Insights from the Field: The Inspiration behind the Solution
The Online Learning Consortium (OLC) is reaching out to our global community of thought leaders, faculty, innovators and practitioners to bring you insights from the field of online, blended and digital learning. This week, Jonathan Huer, instructor for the OLC Institute workshop Introduction to Mobile Apps and Tablets, joins us to discuss why innovation is hard to define, why we should pay attention to the inspiration behind a solution, and other topics.
OLC: There are many opportunities to teach online. Why did you choose OLC and which Institute course(s) do you teach for OLC?
I teach Introduction to Mobile Apps and Tablets for OLC. I enjoy teaching for OLC because the learners I interact with have extraordinary diversity in discipline, location, and challenges. In the same workshop, I can have someone from rural Alaska who has very different connectivity issues to overcome than someone in a densely populated city. I enjoy teaching the decision-making frameworks to help everyone overcome his or her unique challenges because there is no ‘one size fits all’ solution. I enjoy learning about the various challenges each learner faces and facilitating the sharing of solutions.

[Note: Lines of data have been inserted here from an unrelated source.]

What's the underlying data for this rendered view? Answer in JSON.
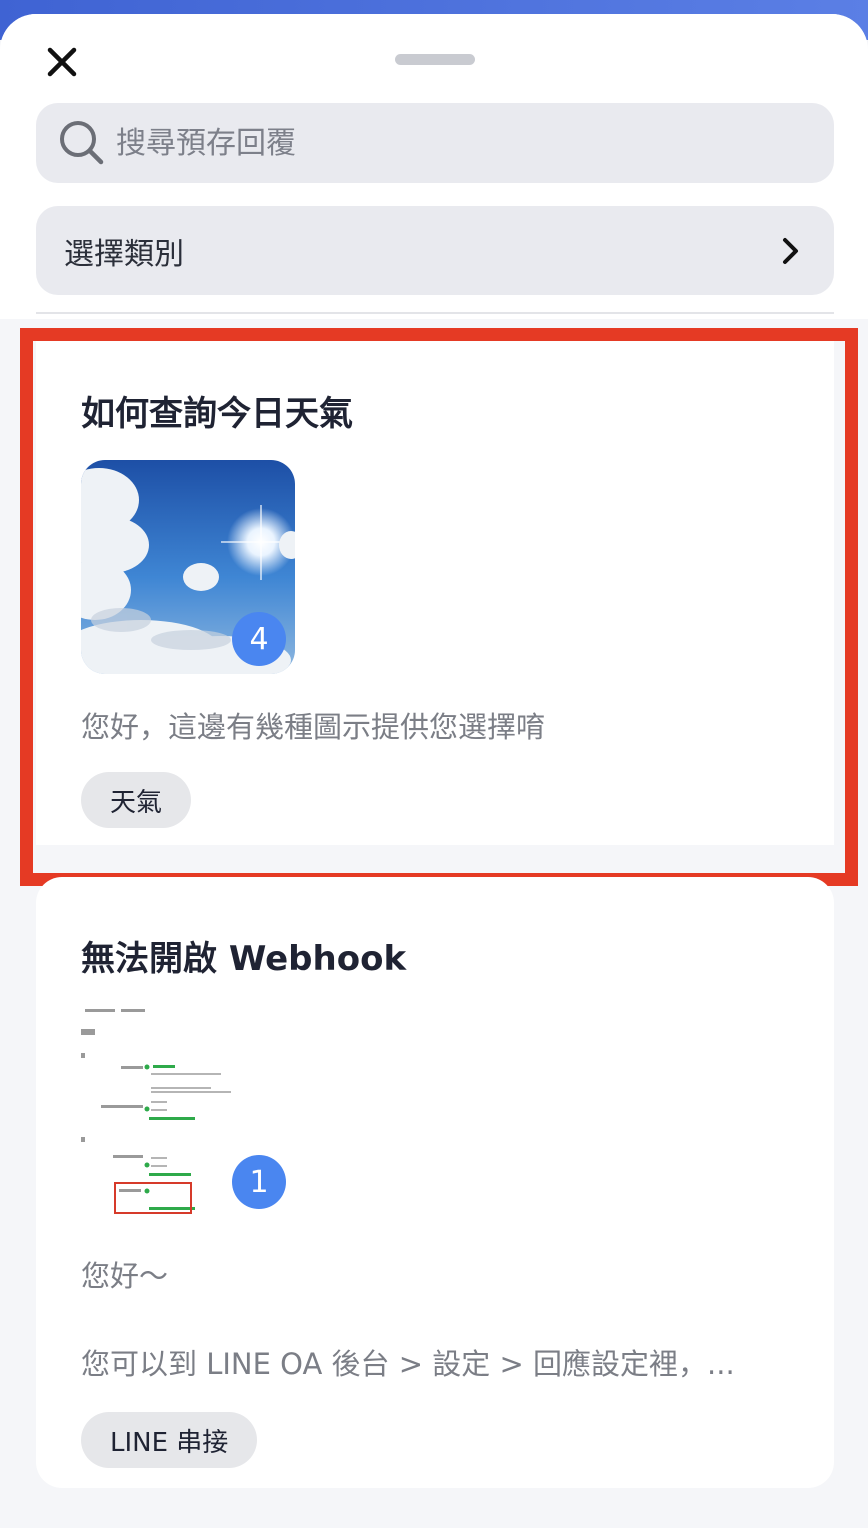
{
  "search": {
    "placeholder": "搜尋預存回覆"
  },
  "category": {
    "label": "選擇類別"
  },
  "cards": [
    {
      "title": "如何查詢今日天氣",
      "image_count": "4",
      "text": "您好，這邊有幾種圖示提供您選擇唷",
      "tag": "天氣"
    },
    {
      "title": "無法開啟 Webhook",
      "image_count": "1",
      "text_line1": "您好～",
      "text_line2": "您可以到 LINE OA 後台 > 設定 > 回應設定裡，...",
      "tag": "LINE 串接"
    }
  ],
  "colors": {
    "accent": "#4a86f0",
    "highlight": "#e53a24",
    "top_bar": "#4a6ddc"
  },
  "icons": {
    "close": "close-icon",
    "search": "search-icon",
    "chevron": "chevron-right-icon"
  }
}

OLC: What are the 3 most important things prospective participants should know about the course you teach?
At the conclusion of the Introduction to Mobile Apps and Tablets workshop, participants will:
- Have a framework for integrating mobile apps and tablets that you can be applied to any course, whether a current or future course.
- Understand the planning and implementation phases integrating apps and tablets into a course. The course doesn’t provide you with a concrete list of “the best apps.” The mobile app world changes too quickly and there are too many new apps out there every day.
- Learn the framework and essential understanding to sort through what apps are out there and pick which are best for your learning objectives, your learners, and your learning environment.
OLC: How do you define innovation?
Innovation is tough to define. I think that many examples of innovation go unnoticed and that sometimes, the best innovation occurs when eliminating or simplifying things, not making something new. I often hear the questions: is it different? Or is it better? I think these questions are important because not all innovation turns out to be good in the long run.
OLC: What are the top 3 ways in which professionals in our field can stay current and move ahead?
I think it is a really challenging time to both stay current and move ahead. I recommend the following three ways:
- Create a safe place for yourself to fail.
- Be able to laugh at yourself.
- Recognize that someone put effort into something for a reason. For example, many times, people are very negative about some new software update or new piece of software. I think it is important to ask, “Why did someone put the effort into building this?” Many times, I find that the inspiration may be a better indicator of where things are going than the actual solution.
OLC: What was the last book, journal or article you read that relates to the field?
I read Educause Review every month. I think they do a great job of being optimistic, inspirational, and realistic simultaneously.